INDReporter

Council kicks can on sign ordinance

by Walter Pierce

The Lafayette City-Parish Council Tuesday delayed a finalization vote on amending the zoning ordinance for political signs, deferring the matter to give consolidated government's legal and zoning departments time to further study the issue and offer a solution that won't gut the current ordinance.

The Lafayette City-Parish Council Tuesday delayed a finalization vote on amending the zoning ordinance for political signs, deferring the matter to give consolidated government's legal and zoning departments time to further study the issue and offer a solution that won't gut the current ordinance.

According to The Advocate, Councilman Kenneth Boudreaux, the amendments' sponsor, pulled the ordinance at Tuesday's meeting.
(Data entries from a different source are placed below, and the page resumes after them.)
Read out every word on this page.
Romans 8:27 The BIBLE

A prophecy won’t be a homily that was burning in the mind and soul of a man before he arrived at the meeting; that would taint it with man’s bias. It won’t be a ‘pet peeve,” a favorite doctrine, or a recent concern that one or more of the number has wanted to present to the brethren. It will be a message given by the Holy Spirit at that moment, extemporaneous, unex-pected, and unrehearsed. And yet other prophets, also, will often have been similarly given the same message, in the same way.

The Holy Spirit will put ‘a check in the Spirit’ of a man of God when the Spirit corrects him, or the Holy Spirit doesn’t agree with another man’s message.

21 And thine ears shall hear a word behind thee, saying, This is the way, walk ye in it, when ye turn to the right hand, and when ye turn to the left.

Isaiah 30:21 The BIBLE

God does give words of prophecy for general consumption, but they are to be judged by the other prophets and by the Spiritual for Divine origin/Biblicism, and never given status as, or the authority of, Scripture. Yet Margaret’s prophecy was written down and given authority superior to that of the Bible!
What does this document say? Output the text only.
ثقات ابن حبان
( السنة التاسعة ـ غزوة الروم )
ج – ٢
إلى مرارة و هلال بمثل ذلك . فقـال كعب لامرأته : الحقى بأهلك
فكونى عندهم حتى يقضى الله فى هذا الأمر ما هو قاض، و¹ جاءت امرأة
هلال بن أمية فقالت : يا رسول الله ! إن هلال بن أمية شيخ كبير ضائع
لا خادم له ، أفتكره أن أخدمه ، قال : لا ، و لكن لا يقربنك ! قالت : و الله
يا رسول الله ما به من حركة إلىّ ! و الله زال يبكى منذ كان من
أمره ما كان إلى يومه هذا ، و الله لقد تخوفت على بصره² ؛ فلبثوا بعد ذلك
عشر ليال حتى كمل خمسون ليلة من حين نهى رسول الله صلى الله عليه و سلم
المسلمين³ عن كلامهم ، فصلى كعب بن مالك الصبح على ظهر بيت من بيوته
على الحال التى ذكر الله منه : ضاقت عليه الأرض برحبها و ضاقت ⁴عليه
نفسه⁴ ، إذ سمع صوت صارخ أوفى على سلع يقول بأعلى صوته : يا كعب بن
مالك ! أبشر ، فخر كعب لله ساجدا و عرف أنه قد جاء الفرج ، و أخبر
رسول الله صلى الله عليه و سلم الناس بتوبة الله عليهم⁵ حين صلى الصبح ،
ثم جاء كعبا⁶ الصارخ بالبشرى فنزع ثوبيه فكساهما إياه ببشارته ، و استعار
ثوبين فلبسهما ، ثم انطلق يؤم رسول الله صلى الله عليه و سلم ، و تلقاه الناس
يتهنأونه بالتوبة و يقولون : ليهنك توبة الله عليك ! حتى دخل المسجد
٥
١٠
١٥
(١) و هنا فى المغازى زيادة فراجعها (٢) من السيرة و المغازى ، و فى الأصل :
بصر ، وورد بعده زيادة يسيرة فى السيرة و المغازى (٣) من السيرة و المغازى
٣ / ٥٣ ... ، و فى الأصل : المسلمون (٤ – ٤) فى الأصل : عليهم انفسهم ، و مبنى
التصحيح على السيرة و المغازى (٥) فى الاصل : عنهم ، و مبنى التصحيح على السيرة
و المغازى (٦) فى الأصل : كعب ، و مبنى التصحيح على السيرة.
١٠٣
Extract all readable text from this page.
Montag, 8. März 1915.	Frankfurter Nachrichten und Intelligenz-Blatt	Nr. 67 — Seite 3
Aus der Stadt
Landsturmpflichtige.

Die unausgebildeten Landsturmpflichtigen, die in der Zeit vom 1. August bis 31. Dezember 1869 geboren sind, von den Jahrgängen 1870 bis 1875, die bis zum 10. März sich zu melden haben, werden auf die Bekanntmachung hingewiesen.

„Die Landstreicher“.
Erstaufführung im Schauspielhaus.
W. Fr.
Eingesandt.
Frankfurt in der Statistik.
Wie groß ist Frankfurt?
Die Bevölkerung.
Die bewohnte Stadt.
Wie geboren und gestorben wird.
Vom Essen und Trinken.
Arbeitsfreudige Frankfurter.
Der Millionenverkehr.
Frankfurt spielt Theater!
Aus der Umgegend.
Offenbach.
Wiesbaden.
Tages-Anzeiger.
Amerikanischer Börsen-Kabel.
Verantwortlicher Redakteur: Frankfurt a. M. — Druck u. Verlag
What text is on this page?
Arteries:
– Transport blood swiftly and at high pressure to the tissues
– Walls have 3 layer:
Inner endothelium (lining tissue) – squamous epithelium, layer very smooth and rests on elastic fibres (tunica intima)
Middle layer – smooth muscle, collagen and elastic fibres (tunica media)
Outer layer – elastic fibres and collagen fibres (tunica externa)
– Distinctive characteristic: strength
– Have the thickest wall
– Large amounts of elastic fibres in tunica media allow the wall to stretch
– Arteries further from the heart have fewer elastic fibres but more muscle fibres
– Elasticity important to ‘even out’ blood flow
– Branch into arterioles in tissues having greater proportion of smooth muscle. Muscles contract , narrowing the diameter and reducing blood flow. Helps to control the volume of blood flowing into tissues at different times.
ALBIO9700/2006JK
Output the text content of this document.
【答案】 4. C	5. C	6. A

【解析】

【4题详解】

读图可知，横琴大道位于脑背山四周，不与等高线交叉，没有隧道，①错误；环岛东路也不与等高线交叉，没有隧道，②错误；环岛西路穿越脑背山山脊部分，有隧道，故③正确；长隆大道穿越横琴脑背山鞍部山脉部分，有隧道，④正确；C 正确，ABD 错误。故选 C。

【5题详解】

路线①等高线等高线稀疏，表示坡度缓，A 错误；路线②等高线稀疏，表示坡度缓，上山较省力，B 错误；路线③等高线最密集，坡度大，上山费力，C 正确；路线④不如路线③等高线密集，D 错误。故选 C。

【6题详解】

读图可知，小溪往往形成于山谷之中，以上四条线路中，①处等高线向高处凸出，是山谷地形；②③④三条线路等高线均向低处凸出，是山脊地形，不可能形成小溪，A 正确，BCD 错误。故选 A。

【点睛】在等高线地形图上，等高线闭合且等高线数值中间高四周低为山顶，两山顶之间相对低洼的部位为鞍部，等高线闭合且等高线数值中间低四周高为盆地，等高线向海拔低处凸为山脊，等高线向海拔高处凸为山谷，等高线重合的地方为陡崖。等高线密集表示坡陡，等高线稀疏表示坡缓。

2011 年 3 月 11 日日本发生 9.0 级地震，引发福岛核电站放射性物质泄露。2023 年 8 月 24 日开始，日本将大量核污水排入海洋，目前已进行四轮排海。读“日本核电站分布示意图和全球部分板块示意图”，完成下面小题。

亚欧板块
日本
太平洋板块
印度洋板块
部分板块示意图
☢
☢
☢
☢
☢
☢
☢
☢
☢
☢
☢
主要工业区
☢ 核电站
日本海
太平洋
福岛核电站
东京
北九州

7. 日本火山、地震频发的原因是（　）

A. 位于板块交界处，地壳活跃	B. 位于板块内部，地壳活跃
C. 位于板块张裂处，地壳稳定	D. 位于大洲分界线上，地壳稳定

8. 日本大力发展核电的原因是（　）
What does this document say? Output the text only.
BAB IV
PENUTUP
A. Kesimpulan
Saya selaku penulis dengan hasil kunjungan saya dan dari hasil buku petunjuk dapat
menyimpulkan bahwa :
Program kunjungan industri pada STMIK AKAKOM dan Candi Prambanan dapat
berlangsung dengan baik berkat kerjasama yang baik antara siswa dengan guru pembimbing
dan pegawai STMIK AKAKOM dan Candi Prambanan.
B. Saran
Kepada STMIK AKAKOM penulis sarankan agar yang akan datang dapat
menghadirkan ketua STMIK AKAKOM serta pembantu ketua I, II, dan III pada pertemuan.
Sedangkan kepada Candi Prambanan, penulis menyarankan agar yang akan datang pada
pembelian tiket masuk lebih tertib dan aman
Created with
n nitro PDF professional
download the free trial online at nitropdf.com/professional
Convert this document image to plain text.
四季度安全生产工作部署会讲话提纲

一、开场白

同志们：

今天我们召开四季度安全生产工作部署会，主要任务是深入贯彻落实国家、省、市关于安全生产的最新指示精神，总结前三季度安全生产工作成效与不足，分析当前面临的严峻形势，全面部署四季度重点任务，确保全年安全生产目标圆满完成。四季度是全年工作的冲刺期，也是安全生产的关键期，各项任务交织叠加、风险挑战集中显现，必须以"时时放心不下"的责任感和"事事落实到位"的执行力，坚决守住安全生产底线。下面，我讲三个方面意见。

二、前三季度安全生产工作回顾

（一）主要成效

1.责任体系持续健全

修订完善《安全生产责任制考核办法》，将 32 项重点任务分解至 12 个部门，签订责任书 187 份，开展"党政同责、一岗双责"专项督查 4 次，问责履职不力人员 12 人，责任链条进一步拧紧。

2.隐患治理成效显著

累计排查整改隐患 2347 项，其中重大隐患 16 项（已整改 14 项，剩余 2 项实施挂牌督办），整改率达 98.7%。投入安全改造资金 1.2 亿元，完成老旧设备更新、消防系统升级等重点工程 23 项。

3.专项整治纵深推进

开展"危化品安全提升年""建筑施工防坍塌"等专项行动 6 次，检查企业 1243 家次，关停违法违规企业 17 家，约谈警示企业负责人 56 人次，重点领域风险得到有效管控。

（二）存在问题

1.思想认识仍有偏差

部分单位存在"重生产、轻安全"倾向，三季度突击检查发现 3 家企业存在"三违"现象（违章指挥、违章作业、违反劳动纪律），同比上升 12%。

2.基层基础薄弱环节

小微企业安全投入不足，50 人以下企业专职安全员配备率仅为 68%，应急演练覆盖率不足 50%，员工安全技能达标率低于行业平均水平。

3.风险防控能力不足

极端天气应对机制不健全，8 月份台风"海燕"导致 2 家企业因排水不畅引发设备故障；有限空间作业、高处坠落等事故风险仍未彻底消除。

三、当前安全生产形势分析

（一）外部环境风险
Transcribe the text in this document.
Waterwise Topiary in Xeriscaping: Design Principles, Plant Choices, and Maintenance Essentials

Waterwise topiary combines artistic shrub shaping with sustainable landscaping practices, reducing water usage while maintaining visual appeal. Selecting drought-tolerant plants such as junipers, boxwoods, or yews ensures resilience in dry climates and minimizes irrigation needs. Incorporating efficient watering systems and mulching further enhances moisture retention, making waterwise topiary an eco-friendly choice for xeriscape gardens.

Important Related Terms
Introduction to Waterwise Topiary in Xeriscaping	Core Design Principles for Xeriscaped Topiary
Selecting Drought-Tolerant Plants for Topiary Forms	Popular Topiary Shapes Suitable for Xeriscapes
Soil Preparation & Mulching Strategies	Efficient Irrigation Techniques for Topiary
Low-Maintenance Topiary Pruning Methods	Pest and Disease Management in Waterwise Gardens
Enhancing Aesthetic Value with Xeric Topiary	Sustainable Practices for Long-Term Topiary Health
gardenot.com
Lafayette's Zoning Commission emailed council members last week to express concern that the proposed amendments - removing the 90-days-before-an-election time restriction as well as limits on the size of signs on private property - could lead to a proliferation of visual clutter.

Temporary political signs became a political issue for the council in the spring when the city mailed letters to several candidates in the fall election warning them that their signs were in violation of the zoning ordinance. Some of those candidates, who were distributing signs as early as March, questioned whether limits on political signs constitute an infringement on First Amendment speech.

By deferring the matter the council is more or less buying time until next year because in a couple of weeks the Nov. 4 election will be 90 days away and the political signs will comport with the current ordinance.